I nodded and got out and began putting gas in the Cruiser, feeling that numinou
s sensation again, as though this was going to be an immensely important conversation for everything that was going to happen later.
The skeptic was directly across from me, busy fueling his own vehicle. Finally, he spotted me and laughed out loud.
“Well, it’s the lover of coincidences,” he said. “What a Synchronicity this is!”
“Maybe,” I said. “We passed you back on the freeway, and we turned around to talk to you.”
I couldn’t quite believe that I had started off that directly, but it did seem to help me stay centered.
“And what do you think we have to talk about?” he asked.
His tone was sarcastic, yet semifriendly, and I suddenly realized he was speaking in the jousting style favored by scientists, a mode of talking that is more like a friendly debate. The key element of this style is to take great care not to inadvertently confirm some idea or theory held by the other party. In the world of Science, to affirm a colleague’s position is never something to be taken lightly. It has to be earned. So the idea is to be very skeptical at first and to check out whether the person is carrying the proper scientific attitude.

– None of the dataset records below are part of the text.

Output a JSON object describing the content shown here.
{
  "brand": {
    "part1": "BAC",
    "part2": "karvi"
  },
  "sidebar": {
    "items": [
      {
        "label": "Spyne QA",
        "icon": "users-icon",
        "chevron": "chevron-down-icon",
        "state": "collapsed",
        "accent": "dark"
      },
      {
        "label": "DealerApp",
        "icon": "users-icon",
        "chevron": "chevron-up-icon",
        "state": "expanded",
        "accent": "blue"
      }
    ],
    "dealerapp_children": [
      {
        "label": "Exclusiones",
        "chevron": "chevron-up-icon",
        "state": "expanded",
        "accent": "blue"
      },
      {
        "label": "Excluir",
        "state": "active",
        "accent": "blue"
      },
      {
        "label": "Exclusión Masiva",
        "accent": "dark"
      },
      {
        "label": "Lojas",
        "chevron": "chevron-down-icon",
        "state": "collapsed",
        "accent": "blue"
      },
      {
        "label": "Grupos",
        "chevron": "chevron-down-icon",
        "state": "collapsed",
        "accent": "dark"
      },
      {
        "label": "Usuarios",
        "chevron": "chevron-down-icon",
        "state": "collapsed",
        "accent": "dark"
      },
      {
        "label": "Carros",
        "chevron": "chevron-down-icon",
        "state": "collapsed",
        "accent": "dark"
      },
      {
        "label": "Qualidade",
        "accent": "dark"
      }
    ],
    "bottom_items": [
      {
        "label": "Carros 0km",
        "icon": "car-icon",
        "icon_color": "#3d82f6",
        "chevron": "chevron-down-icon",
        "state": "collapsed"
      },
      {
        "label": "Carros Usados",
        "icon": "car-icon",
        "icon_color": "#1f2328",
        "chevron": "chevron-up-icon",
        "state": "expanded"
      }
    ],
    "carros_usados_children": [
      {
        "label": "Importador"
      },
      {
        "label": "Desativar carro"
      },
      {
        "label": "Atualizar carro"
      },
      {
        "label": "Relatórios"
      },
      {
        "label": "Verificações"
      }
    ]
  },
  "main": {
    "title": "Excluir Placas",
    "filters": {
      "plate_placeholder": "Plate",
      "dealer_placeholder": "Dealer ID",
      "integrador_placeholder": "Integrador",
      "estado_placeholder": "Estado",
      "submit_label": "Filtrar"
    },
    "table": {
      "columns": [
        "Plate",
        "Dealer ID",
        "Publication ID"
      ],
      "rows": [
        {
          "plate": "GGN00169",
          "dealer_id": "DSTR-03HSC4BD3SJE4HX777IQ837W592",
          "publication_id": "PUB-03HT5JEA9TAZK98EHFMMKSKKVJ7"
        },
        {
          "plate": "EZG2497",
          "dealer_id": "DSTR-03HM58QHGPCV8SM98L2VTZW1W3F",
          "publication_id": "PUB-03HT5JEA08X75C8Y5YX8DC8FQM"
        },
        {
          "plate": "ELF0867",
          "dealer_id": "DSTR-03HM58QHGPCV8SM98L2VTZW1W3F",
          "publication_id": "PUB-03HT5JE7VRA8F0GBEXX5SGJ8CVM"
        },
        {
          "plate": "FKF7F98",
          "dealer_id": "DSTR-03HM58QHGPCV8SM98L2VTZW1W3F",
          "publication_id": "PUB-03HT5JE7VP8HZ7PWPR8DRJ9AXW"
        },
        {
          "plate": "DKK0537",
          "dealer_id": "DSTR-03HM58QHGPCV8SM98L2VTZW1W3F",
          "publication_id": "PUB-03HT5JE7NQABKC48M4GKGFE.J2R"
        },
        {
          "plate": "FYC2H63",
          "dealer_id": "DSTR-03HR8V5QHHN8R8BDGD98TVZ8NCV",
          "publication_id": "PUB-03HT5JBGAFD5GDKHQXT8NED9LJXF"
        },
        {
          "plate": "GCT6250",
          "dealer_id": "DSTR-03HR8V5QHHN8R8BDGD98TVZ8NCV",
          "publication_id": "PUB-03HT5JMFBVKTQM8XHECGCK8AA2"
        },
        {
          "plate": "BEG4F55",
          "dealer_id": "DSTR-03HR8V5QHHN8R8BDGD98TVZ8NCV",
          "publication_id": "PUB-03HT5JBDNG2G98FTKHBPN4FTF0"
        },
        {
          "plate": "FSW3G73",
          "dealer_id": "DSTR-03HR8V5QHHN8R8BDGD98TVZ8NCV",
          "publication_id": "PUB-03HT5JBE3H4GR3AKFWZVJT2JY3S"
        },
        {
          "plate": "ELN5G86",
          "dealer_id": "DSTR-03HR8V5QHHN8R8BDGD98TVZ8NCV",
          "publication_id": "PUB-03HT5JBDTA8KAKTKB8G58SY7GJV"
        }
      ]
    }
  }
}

If the other party crosses the line and takes a position that is poorly thought out or too speculative, then the conversation is over immediately. On the other hand, if the other person is being logical and tentative with his pronouncements, then the debate can go on. I had always thought communicating in this manner was boring and time consuming, but I knew I could do it.
“I don’t know,” I replied, “whether we have anything to talk about or not. I guess we’ll have to see. I’m trying to make contact with the woman we saw back at the Pub. She was talking about an old Document, and I noticed you speaking with her outside, later. Did she tell you where in Arizona she was going?”
“What’s your interest in this document?” he asked guardedly.
“I’m interested in what it says about spirituality.”